Every kind of alert from station alerts to Amber Alerts, or to information that something is happening in the viewer’s neighborhood all pass through the same system. Alerts offer viewers the choice to ‘click here’ for further information, or to keep watching TV. If they click for further information, it could include live video, individual images, and links to other things and multimedia content that might be of interest.
“What we’re trying to build is a multimedia content presentation that the users get to determine ‘how much content do I want on my television?’,” Michaelsen concluded.
Baumgartner asked how this new technology will affect the staff. Michaelsen replied, “We don’t want to make this a major burden on people. We want to work within the current workflows, but we’re going to test it. WJAL the Sinclair station and FOX5, the FOX O&O station in Washington D.C. are working on a partnership there so that we can test, over a 60 day period, how this will work and what the workflows will eventually be. We have an idea, but we want to get within the newsrooms so that we can actually determine how it will work.”
“There is not a specific date for the test as we are waiting for a few technical items to be completed,” Michaelsen told The Broadcast Bridge following the Webinar.
After tests with text-only, limited media, text, maps, links and video conclude, we will interview the people who produce these alerts so when we move it out beyond the test phase we’re presenting people not just a platform to build the alerts, but a workflow to present them.
Improved Local Communications
When asked about NextGen TV, RTDNA Executive Director Dan Shelley said, “It’s a potential game-changer on a number of levels.” The Radio Television Digital News Association (RTDNA) is formerly the Radio-Television News Directors Association (RTNDA).

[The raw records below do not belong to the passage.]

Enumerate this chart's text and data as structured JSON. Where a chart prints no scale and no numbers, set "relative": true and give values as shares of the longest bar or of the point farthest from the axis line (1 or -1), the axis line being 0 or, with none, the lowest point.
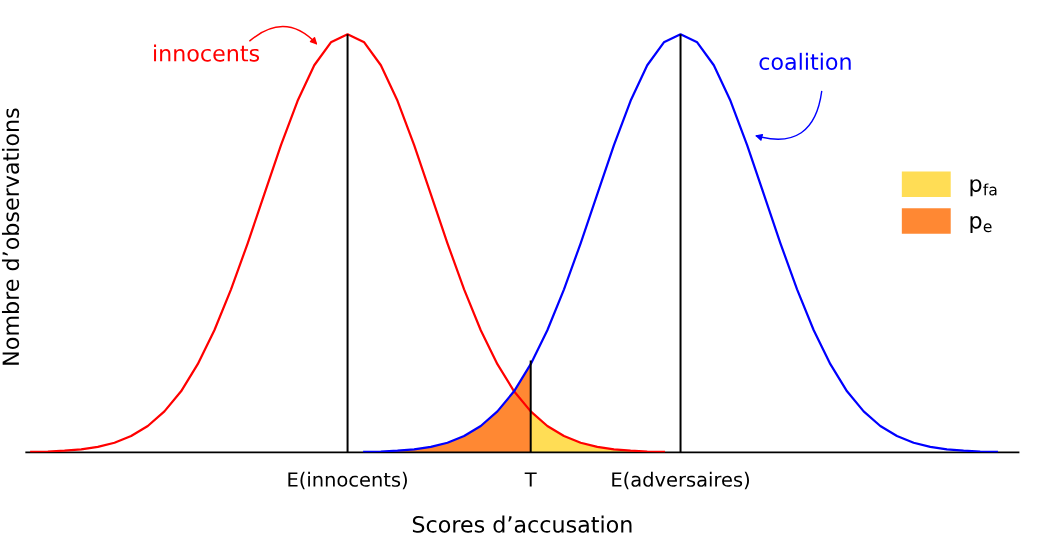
{
  "chart_data": {
    "type": "line",
    "relative": true,
    "xlabel": "Scores d’accusation",
    "ylabel": "Nombre d’observations",
    "legend": "right",
    "tick_labels": "x",
    "grid": false,
    "categories": [
      null,
      null,
      null,
      null,
      null,
      null,
      null,
      null,
      null,
      null,
      null,
      null,
      null,
      null,
      null,
      null,
      null,
      null,
      null,
      "E(innocents)",
      null,
      null,
      null,
      null,
      null,
      null,
      null,
      null,
      null,
      null,
      "T",
      null,
      null,
      null,
      null,
      null,
      null,
      null,
      null,
      "E(adversaires)",
      null,
      null,
      null,
      null,
      null,
      null,
      null,
      null,
      null,
      null,
      null,
      null,
      null,
      null,
      null,
      null,
      null,
      null,
      null,
      null
    ],
    "series": [
      {
        "type": "area",
        "name": "p$_{fa}$",
        "color": "#ffdd55",
        "values": [
          null,
          null,
          null,
          null,
          null,
          null,
          null,
          null,
          null,
          null,
          null,
          null,
          null,
          null,
          null,
          null,
          null,
          null,
          null,
          null,
          null,
          null,
          null,
          null,
          null,
          null,
          null,
          null,
          null,
          null,
          0.098,
          0.063,
          0.039,
          0.023,
          0.013,
          0.007,
          0.004,
          0.002,
          0.001,
          null,
          null,
          null,
          null,
          null,
          null,
          null,
          null,
          null,
          null,
          null,
          null,
          null,
          null,
          null,
          null,
          null,
          null,
          null,
          null,
          null
        ]
      },
      {
        "type": "area",
        "name": "p$_{e}$",
        "color": "#ff8833",
        "values": [
          null,
          null,
          null,
          null,
          null,
          null,
          null,
          null,
          null,
          null,
          null,
          null,
          null,
          null,
          null,
          null,
          null,
          null,
          null,
          null,
          0.001,
          0.002,
          0.004,
          0.007,
          0.013,
          0.023,
          0.039,
          0.063,
          0.098,
          0.146,
          0.211,
          null,
          null,
          null,
          null,
          null,
          null,
          null,
          null,
          null,
          null,
          null,
          null,
          null,
          null,
          null,
          null,
          null,
          null,
          null,
          null,
          null,
          null,
          null,
          null,
          null,
          null,
          null,
          null,
          null
        ]
      },
      {
        "name": "innocents",
        "color": "#ff0000",
        "values": [
          0.001,
          0.002,
          0.004,
          0.007,
          0.013,
          0.023,
          0.039,
          0.063,
          0.098,
          0.146,
          0.211,
          0.292,
          0.39,
          0.5,
          0.618,
          0.735,
          0.841,
          0.926,
          0.981,
          1,
          0.981,
          0.926,
          0.841,
          0.735,
          0.618,
          0.5,
          0.39,
          0.292,
          0.211,
          0.146,
          0.098,
          0.063,
          0.039,
          0.023,
          0.013,
          0.007,
          0.004,
          0.002,
          0.001,
          null,
          null,
          null,
          null,
          null,
          null,
          null,
          null,
          null,
          null,
          null,
          null,
          null,
          null,
          null,
          null,
          null,
          null,
          null,
          null,
          null
        ]
      },
      {
        "name": "coalition",
        "color": "#0000ff",
        "values": [
          null,
          null,
          null,
          null,
          null,
          null,
          null,
          null,
          null,
          null,
          null,
          null,
          null,
          null,
          null,
          null,
          null,
          null,
          null,
          null,
          0.001,
          0.002,
          0.004,
          0.007,
          0.013,
          0.023,
          0.039,
          0.063,
          0.098,
          0.146,
          0.211,
          0.292,
          0.39,
          0.5,
          0.618,
          0.735,
          0.841,
          0.926,
          0.981,
          1,
          0.981,
          0.926,
          0.841,
          0.735,
          0.618,
          0.5,
          0.39,
          0.292,
          0.211,
          0.146,
          0.098,
          0.063,
          0.039,
          0.023,
          0.013,
          0.007,
          0.004,
          0.002,
          0.001,
          null
        ]
      },
      {
        "type": "bar",
        "color": "#000000",
        "values": [
          null,
          null,
          null,
          null,
          null,
          null,
          null,
          null,
          null,
          null,
          null,
          null,
          null,
          null,
          null,
          null,
          null,
          null,
          null,
          1,
          null,
          null,
          null,
          null,
          null,
          null,
          null,
          null,
          null,
          null,
          0.22,
          null,
          null,
          null,
          null,
          null,
          null,
          null,
          null,
          1,
          null,
          null,
          null,
          null,
          null,
          null,
          null,
          null,
          null,
          null,
          null,
          null,
          null,
          null,
          null,
          null,
          null,
          null,
          null,
          null
        ]
      }
    ]
  }
}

EAS messaging that contains both alerts and information has generally been the prevue of Master Control and for the most part bypassed the newsroom. “TV news stations are often deep into covering weather, fires, floods and other natural disasters well in advance of official EAS activation. It makes no sense to interrupt live coverage of a tornado warning, with all the rich content broadcast has to offer with an EAS alert,” he said.
In NextGen TV advanced alerting and warning, the newsroom becomes the center of information for processing and distribution. “I am extremely anxious to see the results of the tests at FOX 5 and WJLA because that will give us some critically needed information as to how this next generation of alerting and the geotargeting of alerting will impact newsroom workflow. It could be a tremendous game-changer for newsrooms across the country,” Shelley said. “I think it’s going to make local television news much more relevant than it is even now.”